Maybe that's a bad example because Joe the Plumber is from Ohio and almost certainly is a Cleveland Indians fan, which means that nobody really cares what he thinks, but you get the idea. The Rays are exactly what America and Major League Baseball need right now.
They are the baseball embodiment of the American Dream. The little expansion team that could. The first major league team managed by a librarian. I'm just glad there aren't any more debates because you know both presidential candidates would be climbing over each other to use "Joe the Manager" as some kind of symbol for their vision of the future of our great nation.
The Rays have come out of nowhere, lifting themselves to the top of the American League after spending almost their entire history at the bottom of the standings. They are the team from Hope. They are the nice guys who finally didn't finish last. They are the team that really does taste great and really is less filling at the same time.
No disrespect to the Philadelphia Phillies and their legion of fatalistic fans. They had a great season, and they dispatched the National League West-champion Los Angeles Dodgers faster than the Eagles can blow a 10-point lead in a must-win game. They've got a nice-guy manager, too, and they've got some fresh young players who are going to look good on the national stage. They just aren't the rags-to-riches Rays.

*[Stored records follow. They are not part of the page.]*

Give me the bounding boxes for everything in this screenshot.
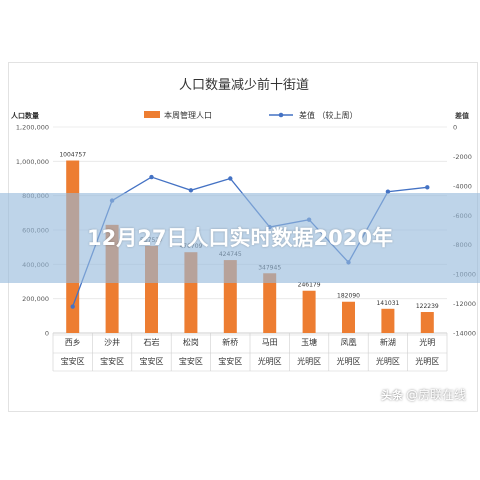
watermark: 头条 @房联在线 xyxy=(381,386,466,403)
bar-value-label: 246179 xyxy=(298,282,321,289)
bar-value-label: 182090 xyxy=(337,293,360,300)
chart-title: 人口数量减少前十街道 xyxy=(179,77,309,93)
right-tick-label: 0 xyxy=(453,124,457,132)
difference-point xyxy=(70,304,75,309)
left-tick-label: 1,200,000 xyxy=(16,124,49,132)
difference-point xyxy=(188,188,194,193)
district-label: 宝安区 xyxy=(218,356,242,366)
bar-value-label: 122239 xyxy=(416,303,439,310)
legend-line-label: 差值 （较上周） xyxy=(299,110,358,120)
right-tick-label: -14000 xyxy=(453,330,476,338)
right-axis-title: 差值 xyxy=(455,111,469,120)
bar-value-label: 141031 xyxy=(376,300,399,307)
left-axis-title: 人口数量 xyxy=(11,111,39,120)
difference-point xyxy=(425,185,430,190)
watermark-text: @房联在线 xyxy=(405,388,466,402)
district-label: 宝安区 xyxy=(61,356,85,366)
legend: 本周管理人口 差值 （较上周） xyxy=(144,110,358,120)
left-tick-label: 200,000 xyxy=(22,295,49,303)
left-tick-label: 0 xyxy=(45,330,49,338)
district-label: 光明区 xyxy=(337,356,361,366)
category-label: 沙井 xyxy=(104,337,120,347)
category-label: 凤凰 xyxy=(341,338,357,347)
bar xyxy=(302,290,316,333)
bar xyxy=(381,308,395,333)
category-label: 光明 xyxy=(419,337,435,347)
right-tick-label: -12000 xyxy=(453,300,476,308)
district-label: 宝安区 xyxy=(140,356,164,366)
category-label: 新湖 xyxy=(380,337,396,347)
category-label: 马田 xyxy=(262,338,278,347)
right-tick-label: -2000 xyxy=(453,153,472,161)
district-label: 宝安区 xyxy=(100,356,124,366)
left-tick-label: 1,000,000 xyxy=(16,158,49,166)
bar-value-label: 1004757 xyxy=(59,152,86,159)
district-label: 宝安区 xyxy=(179,356,203,366)
bar xyxy=(263,273,277,333)
category-label: 玉塘 xyxy=(301,337,317,347)
district-label: 光明区 xyxy=(297,356,321,366)
headline-text: 12月27日人口实时数据2020年 xyxy=(87,226,393,250)
headline-banner: 12月27日人口实时数据2020年 xyxy=(0,193,480,283)
category-label: 松岗 xyxy=(183,337,199,347)
category-label: 西乡 xyxy=(65,338,81,347)
district-label: 光明区 xyxy=(258,356,282,366)
difference-point xyxy=(149,174,154,180)
legend-line-marker xyxy=(278,112,284,118)
category-label: 新桥 xyxy=(222,337,238,347)
difference-point xyxy=(385,189,391,194)
district-label: 光明区 xyxy=(415,356,439,366)
right-tick-label: -4000 xyxy=(453,182,472,190)
difference-point xyxy=(228,176,233,181)
watermark-logo: 头条 xyxy=(380,388,403,402)
district-label: 光明区 xyxy=(376,356,400,366)
bar xyxy=(420,312,434,333)
category-label: 石岩 xyxy=(144,337,160,347)
bar xyxy=(342,301,355,333)
legend-bar-swatch xyxy=(144,111,160,118)
legend-bar-label: 本周管理人口 xyxy=(164,110,212,120)
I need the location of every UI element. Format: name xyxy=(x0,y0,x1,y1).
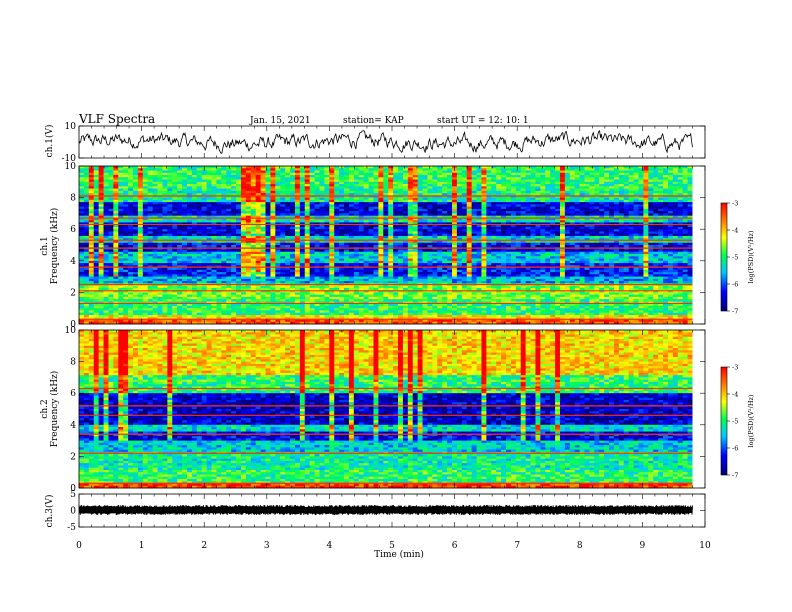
ch3-waveform-panel: 5 0 -5 xyxy=(67,490,706,533)
ch1-waveform-panel: 10 -10 xyxy=(62,122,706,164)
ch3-waveform-trace xyxy=(78,504,693,516)
ch1-spectrogram-ytick-label: 8 xyxy=(70,194,76,204)
colorbar-tick-label: -4 xyxy=(732,227,738,235)
ch3-waveform-ylabel: ch.3(V) xyxy=(44,495,55,528)
ch3-waveform-ytick-label: 5 xyxy=(70,490,76,500)
ch2-spectrogram-cells xyxy=(79,330,693,489)
ch1-spectrogram-ytick-label: 6 xyxy=(70,225,76,235)
colorbar-tick-label: -5 xyxy=(732,254,738,262)
ch1-waveform-ytick-label: -10 xyxy=(62,154,77,164)
x-tick-label: 5 xyxy=(389,541,395,551)
x-tick-label: 9 xyxy=(640,541,646,551)
x-tick-label: 10 xyxy=(699,541,711,551)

The Phillies actually have a payroll ... and a history that dates before the Clinton administration. Who cares about that? If I wanted to see one of the old-guard, $100 million teams win the World Series, I wouldn't have sat around biting my nails during the final two games of the AL Championship Series. I would have just rooted for the Boston Red Sox and hoped that if I spent the rest of my life helping the weaker members of society, God would eventually forgive me.